Unfortunately, there’s no sign that that guy will show up on inauguration day if elected, or that his real plan meets those promises. I balk at the idea of a Republican president assisting Congressional right-wingers in limiting gay and women’s rights and blocking environmental regulations my state should, in my opinion, impose. At the same time, I disagree with what I see as federal over-reach imposed by this administration; the stagnant economy and the president’s priorities in foreign policy don’t feel much like “moving forward” either. Perhaps I need to make a better list of my own priorities, but not all undecideds are mouth-breathers who just haven’t been paying attention. Just please, both of you: we like you, but we don’t LIKE like you.

Melinda in Iowa:
I am a moderate Democrat and I voted for Obama in the last election. I am an undecided voter.
 
I take my vote very seriously and have been going back and forth on whom I am going to vote for. The debates did not help, but I have started to research both candidates’ stance on various issues and feel confident I will come to a decision soon.
 
The reason I am undecided: I feel obligated in a way to vote for Obama.

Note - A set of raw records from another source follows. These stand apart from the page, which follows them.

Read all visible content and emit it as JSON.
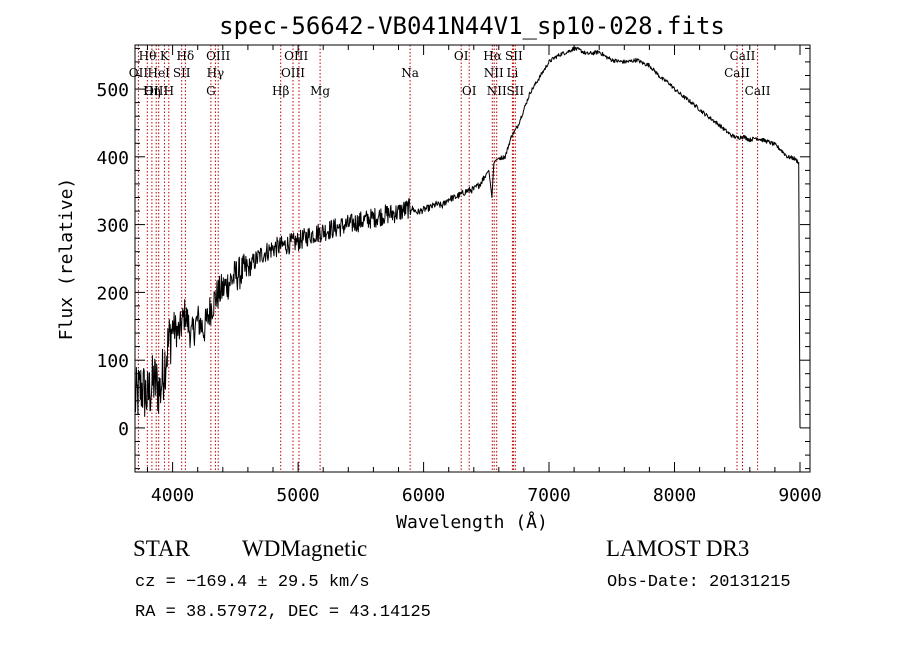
{
  "chart_data": {
    "type": "line",
    "title": "spec-56642-VB041N44V1_sp10-028.fits",
    "xlabel": "Wavelength (Å)",
    "ylabel": "Flux (relative)",
    "xlim": [
      3700,
      9080
    ],
    "ylim": [
      -65,
      565
    ],
    "xticks": [
      4000,
      5000,
      6000,
      7000,
      8000,
      9000
    ],
    "xtick_labels": [
      "4000",
      "5000",
      "6000",
      "7000",
      "8000",
      "9000"
    ],
    "yticks": [
      0,
      100,
      200,
      300,
      400,
      500
    ],
    "ytick_labels": [
      "0",
      "100",
      "200",
      "300",
      "400",
      "500"
    ],
    "series": [
      {
        "name": "spectrum",
        "color": "#000000",
        "x": [
          3700,
          3750,
          3800,
          3850,
          3900,
          3950,
          4000,
          4050,
          4100,
          4150,
          4200,
          4250,
          4300,
          4350,
          4400,
          4450,
          4500,
          4600,
          4700,
          4800,
          4900,
          5000,
          5100,
          5200,
          5300,
          5400,
          5500,
          5600,
          5700,
          5800,
          5850,
          5900,
          5950,
          6000,
          6050,
          6100,
          6150,
          6200,
          6250,
          6300,
          6350,
          6400,
          6450,
          6500,
          6520,
          6545,
          6560,
          6575,
          6600,
          6650,
          6700,
          6750,
          6800,
          6850,
          6900,
          6950,
          7000,
          7050,
          7100,
          7150,
          7200,
          7250,
          7300,
          7350,
          7400,
          7450,
          7500,
          7550,
          7600,
          7650,
          7700,
          7750,
          7800,
          7850,
          7900,
          7950,
          8000,
          8050,
          8100,
          8150,
          8200,
          8250,
          8300,
          8350,
          8400,
          8450,
          8500,
          8550,
          8600,
          8650,
          8700,
          8750,
          8800,
          8850,
          8900,
          8950,
          8990,
          9000
        ],
        "y": [
          40,
          60,
          45,
          70,
          55,
          110,
          150,
          140,
          170,
          135,
          160,
          145,
          175,
          195,
          205,
          215,
          225,
          235,
          255,
          265,
          270,
          275,
          285,
          290,
          295,
          300,
          305,
          310,
          315,
          318,
          322,
          325,
          318,
          322,
          325,
          330,
          328,
          338,
          340,
          345,
          350,
          352,
          360,
          375,
          380,
          340,
          390,
          395,
          398,
          400,
          430,
          445,
          470,
          495,
          510,
          525,
          540,
          547,
          552,
          555,
          560,
          557,
          552,
          553,
          555,
          548,
          543,
          541,
          540,
          541,
          543,
          538,
          535,
          525,
          515,
          510,
          500,
          492,
          485,
          478,
          470,
          462,
          455,
          448,
          440,
          432,
          428,
          430,
          425,
          428,
          425,
          422,
          418,
          410,
          400,
          398,
          392,
          0
        ]
      }
    ],
    "line_color": "#c00000",
    "lines": [
      {
        "name": "Hθ",
        "x": 3798
      },
      {
        "name": "Hη",
        "x": 3835
      },
      {
        "name": "OII",
        "x": 3727
      },
      {
        "name": "OIII",
        "x": 3869
      },
      {
        "name": "HeI",
        "x": 3889
      },
      {
        "name": "K",
        "x": 3934
      },
      {
        "name": "H",
        "x": 3969
      },
      {
        "name": "Hδ",
        "x": 4102
      },
      {
        "name": "SII",
        "x": 4072
      },
      {
        "name": "OIII",
        "x": 4363
      },
      {
        "name": "Hγ",
        "x": 4341
      },
      {
        "name": "G",
        "x": 4305
      },
      {
        "name": "Hβ",
        "x": 4861
      },
      {
        "name": "OIII",
        "x": 4959
      },
      {
        "name": "OIII",
        "x": 5007
      },
      {
        "name": "Mg",
        "x": 5175
      },
      {
        "name": "Na",
        "x": 5893
      },
      {
        "name": "OI",
        "x": 6300
      },
      {
        "name": "OI",
        "x": 6364
      },
      {
        "name": "NII",
        "x": 6548
      },
      {
        "name": "Hα",
        "x": 6563
      },
      {
        "name": "NII",
        "x": 6583
      },
      {
        "name": "SII",
        "x": 6716
      },
      {
        "name": "SII",
        "x": 6731
      },
      {
        "name": "Li",
        "x": 6708
      },
      {
        "name": "CaII",
        "x": 8498
      },
      {
        "name": "CaII",
        "x": 8542
      },
      {
        "name": "CaII",
        "x": 8662
      }
    ],
    "line_labels": [
      {
        "text": "Hθ",
        "row": 0,
        "anchor": 3800
      },
      {
        "text": "K",
        "row": 0,
        "anchor": 3934
      },
      {
        "text": "Hδ",
        "row": 0,
        "anchor": 4102
      },
      {
        "text": "OIII",
        "row": 0,
        "anchor": 4363
      },
      {
        "text": "OIII",
        "row": 0,
        "anchor": 4985
      },
      {
        "text": "OI",
        "row": 0,
        "anchor": 6300
      },
      {
        "text": "Hα",
        "row": 0,
        "anchor": 6550
      },
      {
        "text": "SII",
        "row": 0,
        "anchor": 6720
      },
      {
        "text": "CaII",
        "row": 0,
        "anchor": 8542
      },
      {
        "text": "OII",
        "row": 1,
        "anchor": 3727
      },
      {
        "text": "HeI",
        "row": 1,
        "anchor": 3889
      },
      {
        "text": "SII",
        "row": 1,
        "anchor": 4072
      },
      {
        "text": "Hγ",
        "row": 1,
        "anchor": 4341
      },
      {
        "text": "OIII",
        "row": 1,
        "anchor": 4959
      },
      {
        "text": "Na",
        "row": 1,
        "anchor": 5893
      },
      {
        "text": "NII",
        "row": 1,
        "anchor": 6560
      },
      {
        "text": "Li",
        "row": 1,
        "anchor": 6708
      },
      {
        "text": "CaII",
        "row": 1,
        "anchor": 8498
      },
      {
        "text": "OIII",
        "row": 2,
        "anchor": 3869
      },
      {
        "text": "Hη",
        "row": 2,
        "anchor": 3835
      },
      {
        "text": "H",
        "row": 2,
        "anchor": 3969
      },
      {
        "text": "G",
        "row": 2,
        "anchor": 4305
      },
      {
        "text": "Hβ",
        "row": 2,
        "anchor": 4861
      },
      {
        "text": "Mg",
        "row": 2,
        "anchor": 5175
      },
      {
        "text": "OI",
        "row": 2,
        "anchor": 6364
      },
      {
        "text": "NII",
        "row": 2,
        "anchor": 6583
      },
      {
        "text": "SII",
        "row": 2,
        "anchor": 6731
      },
      {
        "text": "CaII",
        "row": 2,
        "anchor": 8662
      }
    ]
  },
  "info": {
    "class": "STAR",
    "subclass": "WDMagnetic",
    "survey": "LAMOST DR3",
    "cz": "cz = −169.4 ± 29.5 km/s",
    "obs_date": "Obs-Date: 20131215",
    "radec": "RA =  38.57972, DEC =  43.14125"
  }
}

I am a Democrat, I live in Iowa where gay marriage is legal, and I am fortunate to be able to say I am happily and legally married to a woman and we are raising 2 children together. There is a sense of peer pressure from the gay community to support Obama due to his support of us. I don’t like that pressure and my main concern right now is the economy. I feel Obama inherited a mess and is getting a lot of blame and he has not been given enough time to try and fix things. On the other hand, I also see a lot of handouts to people that take advantage of the system. I am concerned Obamacare will just take my money so I can pay for others. Now, I do believe many people deserve assistance, but I wish that there would be more investigation into who actually is getting assistance and I feel that Obama has not done enough in regards to this and once again, the middle class has to keep on working and keep on struggling.

I have been at my job 21 years, never a day without a job since I turned 16. I work for a major bank in the foreclosure department and I have seen so many people get assistance due to the real estate crash, not [always] a bad thing by any means. Although I know banks have to be held accountable for some of the problems, I also feel there have been so many chances given to people who don’t take advantage of them and still they get away with not paying their mortgage. Again, as I stated before, some people need these options and deserve them; some just take advantage.

I don’t think I can put all of my reasons as to why I am an undecided voter in writing, but I hope this helps you understand there really are people who are still undecided, most of whom are probably going to be the most educated voters when this is all said and done.